Karl hat nie verstanden, dass wir Angst haben, wir haben noch immer Angst
davor. Zu vieles schlummert unter den Steinen und plätschert aus den Brunnen,
zu viele Fratzen springen noch über die sieben Hügel und lachen uns aus. Noch
ist nicht die Zeit dafür, aber irgendwann werden wir Karl dort wiedertreffen,
ich bin sicher, irgendwann werden Aja und ich uns vornehmen, mit dem Nachtzug
über Bellinzona zu fahren, allein schon, um nachzusehen, ob es ihn wirklich
gibt, diesen Ort, den wir nur von einer Lautsprecherstimme kennen - liegt er
wirklich dort, wenn wir den Zug verlassen?

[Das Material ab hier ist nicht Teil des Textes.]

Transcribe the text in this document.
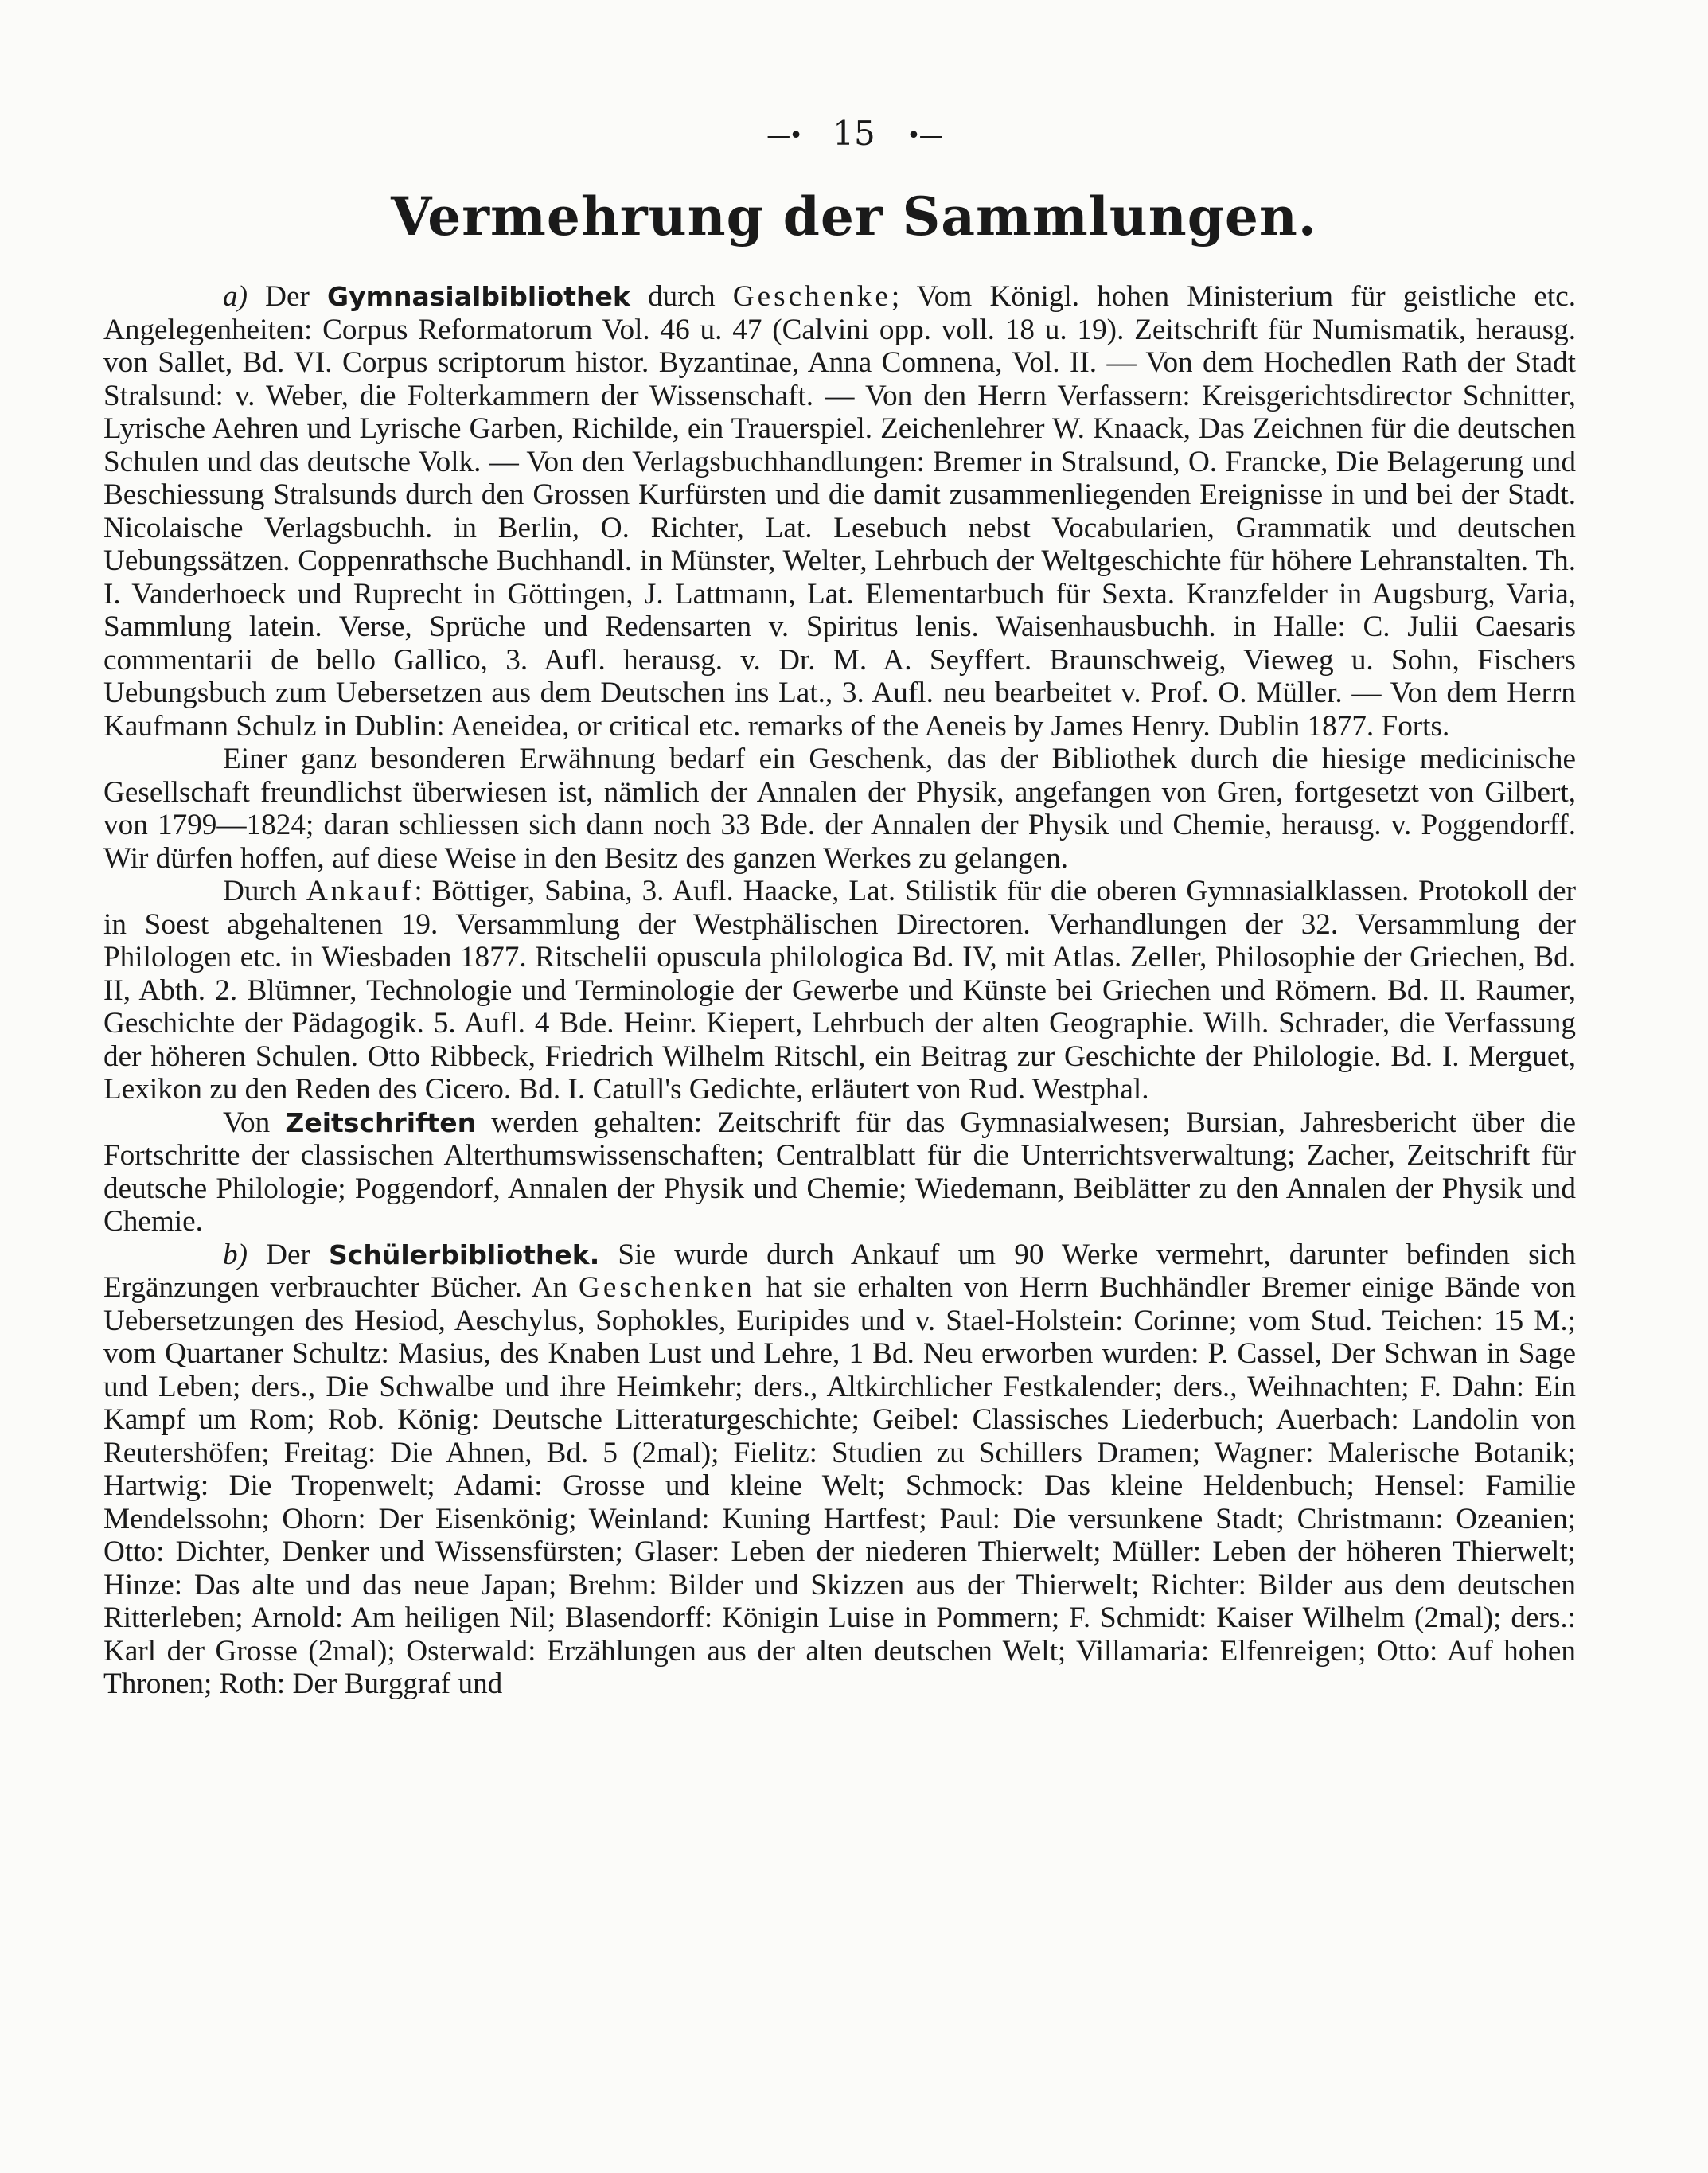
—• 15 •—
Vermehrung der Sammlungen.

a) Der Gymnasialbibliothek durch Geschenke; Vom Königl. hohen Ministerium für geistliche etc. Angelegenheiten: Corpus Reformatorum Vol. 46 u. 47 (Calvini opp. voll. 18 u. 19). Zeitschrift für Numismatik, herausg. von Sallet, Bd. VI. Corpus scriptorum histor. Byzantinae, Anna Comnena, Vol. II. — Von dem Hochedlen Rath der Stadt Stralsund: v. Weber, die Folterkammern der Wissenschaft. — Von den Herrn Verfassern: Kreisgerichtsdirector Schnitter, Lyrische Aehren und Lyrische Garben, Richilde, ein Trauerspiel. Zeichenlehrer W. Knaack, Das Zeichnen für die deutschen Schulen und das deutsche Volk. — Von den Verlagsbuchhandlungen: Bremer in Stralsund, O. Francke, Die Belagerung und Beschiessung Stralsunds durch den Grossen Kurfürsten und die damit zusammenliegenden Ereignisse in und bei der Stadt. Nicolaische Verlagsbuchh. in Berlin, O. Richter, Lat. Lesebuch nebst Vocabularien, Grammatik und deutschen Uebungssätzen. Coppenrathsche Buchhandl. in Münster, Welter, Lehrbuch der Weltgeschichte für höhere Lehranstalten. Th. I. Vanderhoeck und Ruprecht in Göttingen, J. Lattmann, Lat. Elementarbuch für Sexta. Kranzfelder in Augsburg, Varia, Sammlung latein. Verse, Sprüche und Redensarten v. Spiritus lenis. Waisenhausbuchh. in Halle: C. Julii Caesaris commentarii de bello Gallico, 3. Aufl. herausg. v. Dr. M. A. Seyffert. Braunschweig, Vieweg u. Sohn, Fischers Uebungsbuch zum Uebersetzen aus dem Deutschen ins Lat., 3. Aufl. neu bearbeitet v. Prof. O. Müller. — Von dem Herrn Kaufmann Schulz in Dublin: Aeneidea, or critical etc. remarks of the Aeneis by James Henry. Dublin 1877. Forts.

Einer ganz besonderen Erwähnung bedarf ein Geschenk, das der Bibliothek durch die hiesige medicinische Gesellschaft freundlichst überwiesen ist, nämlich der Annalen der Physik, angefangen von Gren, fortgesetzt von Gilbert, von 1799—1824; daran schliessen sich dann noch 33 Bde. der Annalen der Physik und Chemie, herausg. v. Poggendorff. Wir dürfen hoffen, auf diese Weise in den Besitz des ganzen Werkes zu gelangen.

Durch Ankauf: Böttiger, Sabina, 3. Aufl. Haacke, Lat. Stilistik für die oberen Gymnasialklassen. Protokoll der in Soest abgehaltenen 19. Versammlung der Westphälischen Directoren. Verhandlungen der 32. Versammlung der Philologen etc. in Wiesbaden 1877. Ritschelii opuscula philologica Bd. IV, mit Atlas. Zeller, Philosophie der Griechen, Bd. II, Abth. 2. Blümner, Technologie und Terminologie der Gewerbe und Künste bei Griechen und Römern. Bd. II. Raumer, Geschichte der Pädagogik. 5. Aufl. 4 Bde. Heinr. Kiepert, Lehrbuch der alten Geographie. Wilh. Schrader, die Verfassung der höheren Schulen. Otto Ribbeck, Friedrich Wilhelm Ritschl, ein Beitrag zur Geschichte der Philologie. Bd. I. Merguet, Lexikon zu den Reden des Cicero. Bd. I. Catull's Gedichte, erläutert von Rud. Westphal.

Von Zeitschriften werden gehalten: Zeitschrift für das Gymnasialwesen; Bursian, Jahresbericht über die Fortschritte der classischen Alterthumswissenschaften; Centralblatt für die Unterrichtsverwaltung; Zacher, Zeitschrift für deutsche Philologie; Poggendorf, Annalen der Physik und Chemie; Wiedemann, Beiblätter zu den Annalen der Physik und Chemie.

b) Der Schülerbibliothek. Sie wurde durch Ankauf um 90 Werke vermehrt, darunter befinden sich Ergänzungen verbrauchter Bücher. An Geschenken hat sie erhalten von Herrn Buchhändler Bremer einige Bände von Uebersetzungen des Hesiod, Aeschylus, Sophokles, Euripides und v. Stael-Holstein: Corinne; vom Stud. Teichen: 15 M.; vom Quartaner Schultz: Masius, des Knaben Lust und Lehre, 1 Bd. Neu erworben wurden: P. Cassel, Der Schwan in Sage und Leben; ders., Die Schwalbe und ihre Heimkehr; ders., Altkirchlicher Festkalender; ders., Weihnachten; F. Dahn: Ein Kampf um Rom; Rob. König: Deutsche Litteraturgeschichte; Geibel: Classisches Liederbuch; Auerbach: Landolin von Reutershöfen; Freitag: Die Ahnen, Bd. 5 (2mal); Fielitz: Studien zu Schillers Dramen; Wagner: Malerische Botanik; Hartwig: Die Tropenwelt; Adami: Grosse und kleine Welt; Schmock: Das kleine Heldenbuch; Hensel: Familie Mendelssohn; Ohorn: Der Eisenkönig; Weinland: Kuning Hartfest; Paul: Die versunkene Stadt; Christmann: Ozeanien; Otto: Dichter, Denker und Wissensfürsten; Glaser: Leben der niederen Thierwelt; Müller: Leben der höheren Thierwelt; Hinze: Das alte und das neue Japan; Brehm: Bilder und Skizzen aus der Thierwelt; Richter: Bilder aus dem deutschen Ritterleben; Arnold: Am heiligen Nil; Blasendorff: Königin Luise in Pommern; F. Schmidt: Kaiser Wilhelm (2mal); ders.: Karl der Grosse (2mal); Osterwald: Erzählungen aus der alten deutschen Welt; Villamaria: Elfenreigen; Otto: Auf hohen Thronen; Roth: Der Burggraf und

    So wie ich beim Klang des
Akkordeons immer werde an Libelle denken müssen, braucht es nicht viel, um mich
an Rom denken zu lassen, an die Flecken und Farbsplitter unseres Küchenbodens,
ein Licht reicht aus, ein Stein, ein Regen. Wenn ich die vier Buchstaben, ein
R, ein O, ein M, ein A, auf einem Wagen sehe, ROMA, zieht es etwas in mir zusammen,
als habe sich dort unser Leben gewendet, als habe man erst dort drei Federn für
uns in die Luft geblasen und uns in verschiedene Richtungen losgeschickt. Heute
wundere ich mich, dass uns die Strecke nach Rom nie zu lang wurde und wir nie
an die Zeit dachten, die es brauchte, weil sie kein Gewicht für uns hatte und
wir grenzenlos über sie verfügten. Als wir glaubten, unser ganzer Besitz müsse
in einen Koffer passen, in einen kleinen dunklen, so wie Zigi ihn besessen und
dann Aja geschenkt hatte, in den Jahren, in denen wir Rom für die Mitte der
Welt hielten, und nicht mehr Kirchblüt. Wir haben schon lange aufgehört, Rom
für die Mitte der Welt zu halten, wir haben sogar aufgehört, uns selbst für die
Mitte der Welt zu halten, auf unseren Wegen rund um den großen Platz und an
den Feldrainen haben wir damit aufgehört.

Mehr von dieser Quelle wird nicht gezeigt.